Your brain is composed of millions of receptors. THC is considered as an activator of the cannabinoid 1 (CB1) receptor. When you give cannabis to those with blocked receptors (blocked by another drug or an antagonist), cannabis will not get them high. In other words, the CB1 receptor is the main target to produce intoxication.
Researchers noticed an increased blood flow in the brain’s prefrontal cortex area during THC intoxication. This region is responsible for attention, decision making, and executive functions like motor skills. There were also significant changes in pleasurable sensations and emotions.
On the other hand, saying CBD is non-psychoactive is not totally correct as any chemical that directly affects the brain’s function is considered psychoactive. However, CBD is not intoxicating. Instead of activating the CB1 receptor, CBD does the opposite and interferes with its activity, especially when THC is present.
However, the role of CBD does not inhibit the THC activity in the CB1 receptor only. CBD also activates other receptors, including the adenosine, serotonin, and vanilloid receptors. They are known to play a role in reducing anxiety, depression, and pain, respectively. Studies have also found CBD to be an effective treatment against seizures and patients with epilepsy.

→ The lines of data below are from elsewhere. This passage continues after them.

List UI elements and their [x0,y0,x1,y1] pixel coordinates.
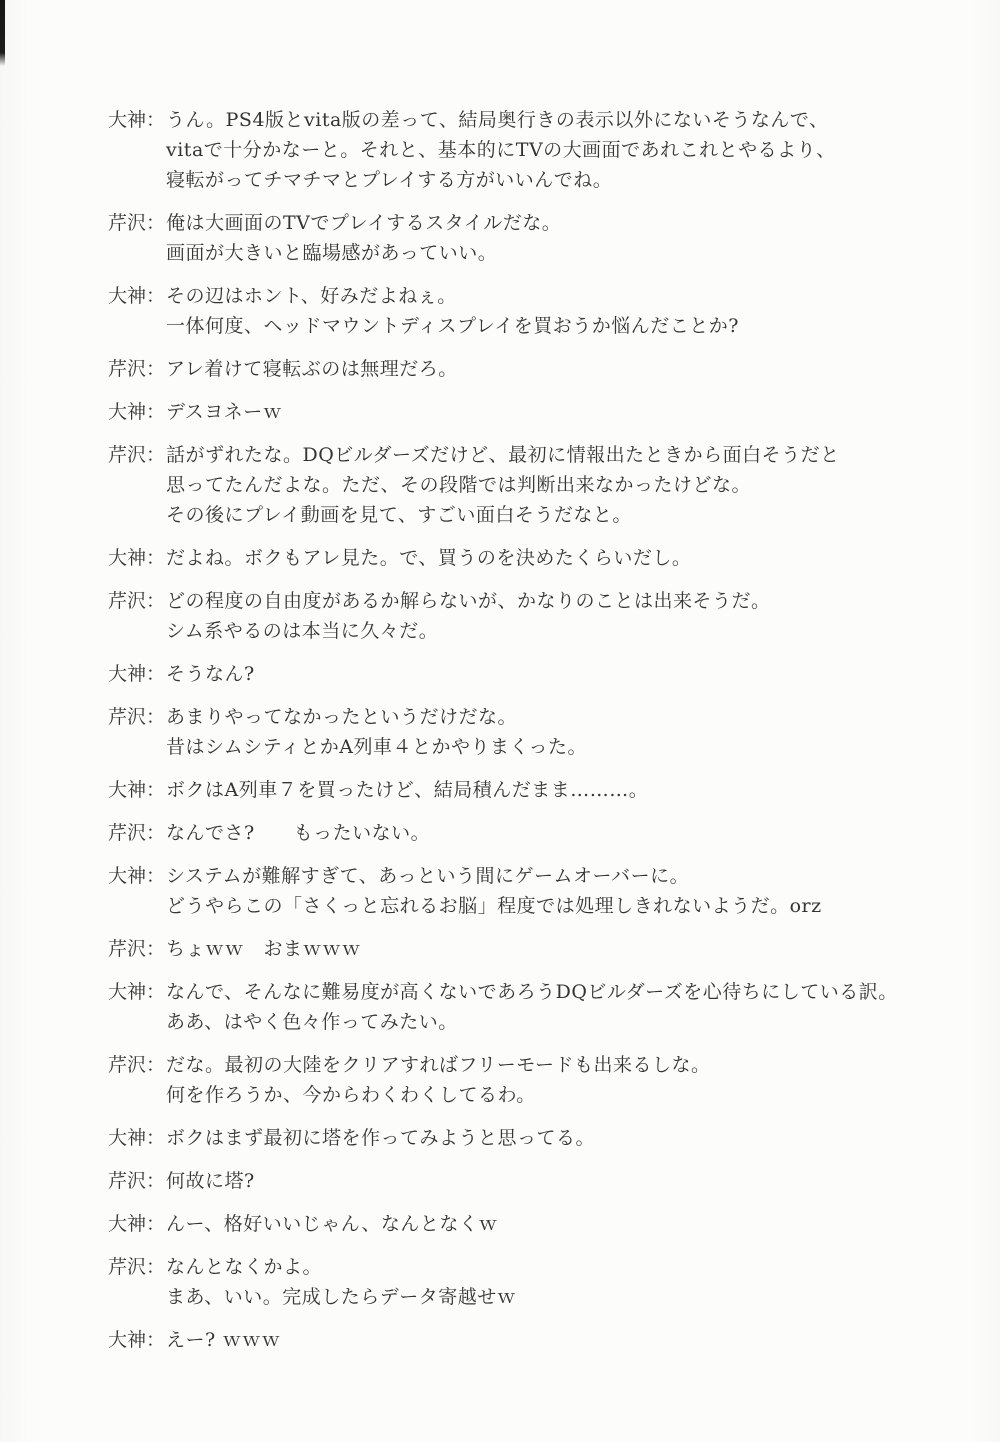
dialogue-line: システムが難解すぎて、あっという間にゲームオーバーに。 [166,861,960,891]
dialogue-line: その後にプレイ動画を見て、すごい面白そうだなと。 [166,500,960,530]
speaker-label: 大神： [108,397,166,427]
dialogue-entry: 大神： なんで、そんなに難易度が高くないであろうDQビルダーズを心待ちにしている… [108,977,960,1037]
dialogue-lines: ちょｗｗ おまｗｗｗ [166,934,960,964]
speaker-label: 大神： [108,105,166,135]
speaker-label: 大神： [108,543,166,573]
dialogue-lines: なんとなくかよ。 まあ、いい。完成したらデータ寄越せｗ [166,1252,960,1312]
document-page: 大神： うん。PS4版とvita版の差って、結局奥行きの表示以外にないそうなんで… [0,0,1000,1442]
speaker-label: 大神： [108,1123,166,1153]
speaker-label: 芹沢： [108,702,166,732]
dialogue-lines: ボクはA列車７を買ったけど、結局積んだまま………。 [166,775,960,805]
dialogue-entry: 芹沢： 話がずれたな。DQビルダーズだけど、最初に情報出たときから面白そうだと … [108,440,960,530]
dialogue-entry: 芹沢： あまりやってなかったというだけだな。 昔はシムシティとかA列車４とかやり… [108,702,960,762]
dialogue-line: えー? ｗｗｗ [166,1325,960,1355]
dialogue-line: だな。最初の大陸をクリアすればフリーモードも出来るしな。 [166,1050,960,1080]
dialogue-entry: 芹沢： なんでさ? もったいない。 [108,818,960,848]
dialogue-entry: 大神： えー? ｗｗｗ [108,1325,960,1355]
dialogue-line: どの程度の自由度があるか解らないが、かなりのことは出来そうだ。 [166,586,960,616]
dialogue-line: vitaで十分かなーと。それと、基本的にTVの大画面であれこれとやるより、 [166,135,960,165]
dialogue-entry: 大神： んー、格好いいじゃん、なんとなくｗ [108,1209,960,1239]
dialogue-line: んー、格好いいじゃん、なんとなくｗ [166,1209,960,1239]
dialogue-line: 昔はシムシティとかA列車４とかやりまくった。 [166,732,960,762]
dialogue-lines: なんでさ? もったいない。 [166,818,960,848]
speaker-label: 大神： [108,977,166,1007]
dialogue-lines: その辺はホント、好みだよねぇ。 一体何度、ヘッドマウントディスプレイを買おうか悩… [166,281,960,341]
dialogue-lines: だよね。ボクもアレ見た。で、買うのを決めたくらいだし。 [166,543,960,573]
speaker-label: 芹沢： [108,440,166,470]
dialogue-line: 思ってたんだよな。ただ、その段階では判断出来なかったけどな。 [166,470,960,500]
speaker-label: 芹沢： [108,1252,166,1282]
speaker-label: 大神： [108,1325,166,1355]
dialogue-entry: 大神： そうなん? [108,659,960,689]
speaker-label: 芹沢： [108,354,166,384]
dialogue-line: ボクはまず最初に塔を作ってみようと思ってる。 [166,1123,960,1153]
dialogue-entry: 大神： その辺はホント、好みだよねぇ。 一体何度、ヘッドマウントディスプレイを買… [108,281,960,341]
dialogue-line: ちょｗｗ おまｗｗｗ [166,934,960,964]
dialogue-entry: 大神： うん。PS4版とvita版の差って、結局奥行きの表示以外にないそうなんで… [108,105,960,195]
dialogue-lines: んー、格好いいじゃん、なんとなくｗ [166,1209,960,1239]
dialogue-lines: システムが難解すぎて、あっという間にゲームオーバーに。 どうやらこの「さくっと忘… [166,861,960,921]
dialogue-lines: 話がずれたな。DQビルダーズだけど、最初に情報出たときから面白そうだと 思ってた… [166,440,960,530]
dialogue-entry: 大神： システムが難解すぎて、あっという間にゲームオーバーに。 どうやらこの「さ… [108,861,960,921]
scan-artifact-mark [0,0,5,66]
dialogue-line: 寝転がってチマチマとプレイする方がいいんでね。 [166,165,960,195]
dialogue-entry: 芹沢： ちょｗｗ おまｗｗｗ [108,934,960,964]
dialogue-entry: 大神： ボクはまず最初に塔を作ってみようと思ってる。 [108,1123,960,1153]
dialogue-lines: デスヨネーｗ [166,397,960,427]
dialogue-line: 俺は大画面のTVでプレイするスタイルだな。 [166,208,960,238]
dialogue-entry: 芹沢： 俺は大画面のTVでプレイするスタイルだな。 画面が大きいと臨場感があって… [108,208,960,268]
dialogue-line: 一体何度、ヘッドマウントディスプレイを買おうか悩んだことか? [166,311,960,341]
speaker-label: 芹沢： [108,208,166,238]
dialogue-line: ボクはA列車７を買ったけど、結局積んだまま………。 [166,775,960,805]
dialogue-lines: ボクはまず最初に塔を作ってみようと思ってる。 [166,1123,960,1153]
dialogue-entry: 大神： デスヨネーｗ [108,397,960,427]
dialogue-lines: 俺は大画面のTVでプレイするスタイルだな。 画面が大きいと臨場感があっていい。 [166,208,960,268]
dialogue-lines: 何故に塔? [166,1166,960,1196]
dialogue-lines: えー? ｗｗｗ [166,1325,960,1355]
dialogue-line: なんで、そんなに難易度が高くないであろうDQビルダーズを心待ちにしている訳。 [166,977,960,1007]
dialogue-line: 画面が大きいと臨場感があっていい。 [166,238,960,268]
speaker-label: 芹沢： [108,1050,166,1080]
speaker-label: 芹沢： [108,934,166,964]
dialogue-entry: 大神： ボクはA列車７を買ったけど、結局積んだまま………。 [108,775,960,805]
dialogue-lines: だな。最初の大陸をクリアすればフリーモードも出来るしな。 何を作ろうか、今からわ… [166,1050,960,1110]
dialogue-lines: アレ着けて寝転ぶのは無理だろ。 [166,354,960,384]
dialogue-line: なんとなくかよ。 [166,1252,960,1282]
speaker-label: 大神： [108,861,166,891]
dialogue-lines: そうなん? [166,659,960,689]
dialogue-line: 何故に塔? [166,1166,960,1196]
dialogue-line: デスヨネーｗ [166,397,960,427]
speaker-label: 大神： [108,1209,166,1239]
dialogue-line: シム系やるのは本当に久々だ。 [166,616,960,646]
dialogue-lines: うん。PS4版とvita版の差って、結局奥行きの表示以外にないそうなんで、 vi… [166,105,960,195]
dialogue-line: うん。PS4版とvita版の差って、結局奥行きの表示以外にないそうなんで、 [166,105,960,135]
dialogue-line: その辺はホント、好みだよねぇ。 [166,281,960,311]
dialogue-line: なんでさ? もったいない。 [166,818,960,848]
dialogue-line: そうなん? [166,659,960,689]
dialogue-line: ああ、はやく色々作ってみたい。 [166,1007,960,1037]
dialogue-transcript: 大神： うん。PS4版とvita版の差って、結局奥行きの表示以外にないそうなんで… [108,105,960,1368]
speaker-label: 大神： [108,281,166,311]
dialogue-entry: 芹沢： どの程度の自由度があるか解らないが、かなりのことは出来そうだ。 シム系や… [108,586,960,646]
speaker-label: 大神： [108,659,166,689]
speaker-label: 大神： [108,775,166,805]
dialogue-lines: あまりやってなかったというだけだな。 昔はシムシティとかA列車４とかやりまくった… [166,702,960,762]
dialogue-line: あまりやってなかったというだけだな。 [166,702,960,732]
dialogue-line: 何を作ろうか、今からわくわくしてるわ。 [166,1080,960,1110]
dialogue-lines: なんで、そんなに難易度が高くないであろうDQビルダーズを心待ちにしている訳。 あ… [166,977,960,1037]
dialogue-entry: 芹沢： 何故に塔? [108,1166,960,1196]
dialogue-entry: 芹沢： アレ着けて寝転ぶのは無理だろ。 [108,354,960,384]
speaker-label: 芹沢： [108,586,166,616]
dialogue-line: アレ着けて寝転ぶのは無理だろ。 [166,354,960,384]
dialogue-line: まあ、いい。完成したらデータ寄越せｗ [166,1282,960,1312]
speaker-label: 芹沢： [108,1166,166,1196]
dialogue-entry: 芹沢： なんとなくかよ。 まあ、いい。完成したらデータ寄越せｗ [108,1252,960,1312]
dialogue-line: だよね。ボクもアレ見た。で、買うのを決めたくらいだし。 [166,543,960,573]
dialogue-entry: 芹沢： だな。最初の大陸をクリアすればフリーモードも出来るしな。 何を作ろうか、… [108,1050,960,1110]
dialogue-lines: どの程度の自由度があるか解らないが、かなりのことは出来そうだ。 シム系やるのは本… [166,586,960,646]
dialogue-line: 話がずれたな。DQビルダーズだけど、最初に情報出たときから面白そうだと [166,440,960,470]
dialogue-line: どうやらこの「さくっと忘れるお脳」程度では処理しきれないようだ。orz [166,891,960,921]
speaker-label: 芹沢： [108,818,166,848]
dialogue-entry: 大神： だよね。ボクもアレ見た。で、買うのを決めたくらいだし。 [108,543,960,573]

Perhaps you are wondering: is it safe?
There are more and more studies being conducted about CBD, including its medical benefits and potential side effects. In December 2017, the World Health Organization stated that “cannabidiol does not appear to have abuse potential or cause harm.” The WHO also noted its potential “therapeutic value” against epileptic seizures, although a more in-depth study is needed. In addition, Epidiolex, which is a CBD-based drug for epileptic seizures, was approved by the Food and Drug Administration (FDA) last year. This is the first marijuana-derived drug that the agency has approved.
The FDA has warned companies that are falsely marketing and making unrealistic claims about CBD, including that it is a cure for cancer.
It cannot be denied that CBD products have grown in popularity in recent years. In fact, in 2017, consumer sales reached a staggering $350 million in the United States alone. The market for CBD products is predicted to hit the $2 billion mark in the next 2 to 5 years.